Arts and Design

Senior curator and human resources director resign from MOCA in Los Angeles




The Museum of Contemporary Art, Los Angeles
Danita Delimont/Alamy Stock Photo

A senior curator and the director of human resources have resigned from the Museum of Contemporary Art (MOCA) in Los Angeles, citing differences with the institution’s management. The museum has wrestled frequently in recent years with staff management issues.

The Los Angeles Times reported that Mia Locks, senior curator and head of new initiatives, resigned in March while complaining of resistance to diversity and inclusion efforts by the museum’s leaders. A former curator of the Whitney Biennial in New York, she had held the MOCA post for just 21 months.

The newspaper quoted from a departing email that Locks wrote to staff members on 26 March in which she said, “MOCA’s leadership is not yet ready to embrace IDEA.” Locks oversaw that programme, an initiative to promote inclusion, diversity, equity and accessibility that got underway at the museum in the fall of 2019.
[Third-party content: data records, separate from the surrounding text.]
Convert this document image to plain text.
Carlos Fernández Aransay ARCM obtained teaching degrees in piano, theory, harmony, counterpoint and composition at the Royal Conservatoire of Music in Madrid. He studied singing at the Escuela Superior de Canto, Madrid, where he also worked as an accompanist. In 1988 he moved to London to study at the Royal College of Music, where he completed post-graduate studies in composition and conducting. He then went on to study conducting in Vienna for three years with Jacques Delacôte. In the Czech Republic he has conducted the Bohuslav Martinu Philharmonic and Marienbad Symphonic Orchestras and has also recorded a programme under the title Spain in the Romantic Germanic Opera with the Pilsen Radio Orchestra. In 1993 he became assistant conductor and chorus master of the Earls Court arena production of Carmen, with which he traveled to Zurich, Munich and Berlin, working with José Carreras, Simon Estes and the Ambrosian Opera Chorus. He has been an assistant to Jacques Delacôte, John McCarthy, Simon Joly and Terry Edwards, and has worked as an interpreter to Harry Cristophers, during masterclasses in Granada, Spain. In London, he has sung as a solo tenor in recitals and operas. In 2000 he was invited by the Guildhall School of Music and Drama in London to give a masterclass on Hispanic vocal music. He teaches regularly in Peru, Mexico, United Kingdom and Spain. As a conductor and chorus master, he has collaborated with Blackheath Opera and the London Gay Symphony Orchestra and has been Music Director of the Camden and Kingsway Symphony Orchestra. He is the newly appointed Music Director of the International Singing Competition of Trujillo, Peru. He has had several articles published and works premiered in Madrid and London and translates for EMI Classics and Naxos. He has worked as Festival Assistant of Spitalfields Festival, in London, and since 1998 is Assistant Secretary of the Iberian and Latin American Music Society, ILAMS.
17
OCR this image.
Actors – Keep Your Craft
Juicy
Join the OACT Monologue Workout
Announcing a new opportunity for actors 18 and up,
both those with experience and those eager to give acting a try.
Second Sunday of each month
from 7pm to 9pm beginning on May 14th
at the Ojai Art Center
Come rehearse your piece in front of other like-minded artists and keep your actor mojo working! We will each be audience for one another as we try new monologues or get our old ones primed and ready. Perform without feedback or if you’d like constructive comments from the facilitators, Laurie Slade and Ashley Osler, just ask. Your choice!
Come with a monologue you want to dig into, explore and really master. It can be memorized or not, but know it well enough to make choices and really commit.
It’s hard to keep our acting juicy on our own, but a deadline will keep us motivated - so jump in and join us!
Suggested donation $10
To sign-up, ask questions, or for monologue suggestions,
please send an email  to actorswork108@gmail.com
The Times reported that Carlos Viramontes stepped down in February as human resources director while reporting in a staff email, “I cannot continue to work in a hostile environment.” In an interview, he told the paper that MOCA’s deputy director, Amy Shapiro, had retaliated against him after he oversaw fall performance reviews of senior staff members including Shapiro and Klaus Biesenbach, the museum’s director. “There were things that came back about how she spoke to people or made them feel,” Viramontes told the paper. “Her ego was bruised. But I was just the messenger.”

The museum did not immediately respond to queries from The Art Newspaper about the two resignations. The Los Angeles Times said that a museum spokeswoman confirmed the departures and reaffirmed its commitment to the IDEA Initiative.

Neither Locks not Viramontes could be reached for comment.

Viramontes had served in the position for only 15 months. The departures come as MOCA undertakes a restructuring that will limit Biesenbach’s duties to artistic director overseeing programming while the museum hires a new executive director who will handle daily management and operations. MOCA, which has been closed since last year in response to the Covid-19 pandemic and plans to reopen on 3 June, has been buffeted by a plunge in revenue as well as layoffs and furloughs.

Biesenbach was appointed director in 2018 and was previously the director of MoMA PS1 in New York, the Museum of Modern Art’s Queens satellite. Locks had also worked at PS1 before arriving at MOCA as senior curator and head of new initiatives.

The museum has witnessed considerable turbulence. In March 2018, MOCA’s previous director, Philippe Vergne, dismissed the institution’s chief curator, Helen Molesworth, after the two clashed over exhibitions programming. Then Vergne himself abruptly left two months later, with the museum describing the move as a mutual decision by Vergne and management not to renew his contract.

After initial resistance to an organising effort, the museum voluntarily recognised a union representing employees in late 2019.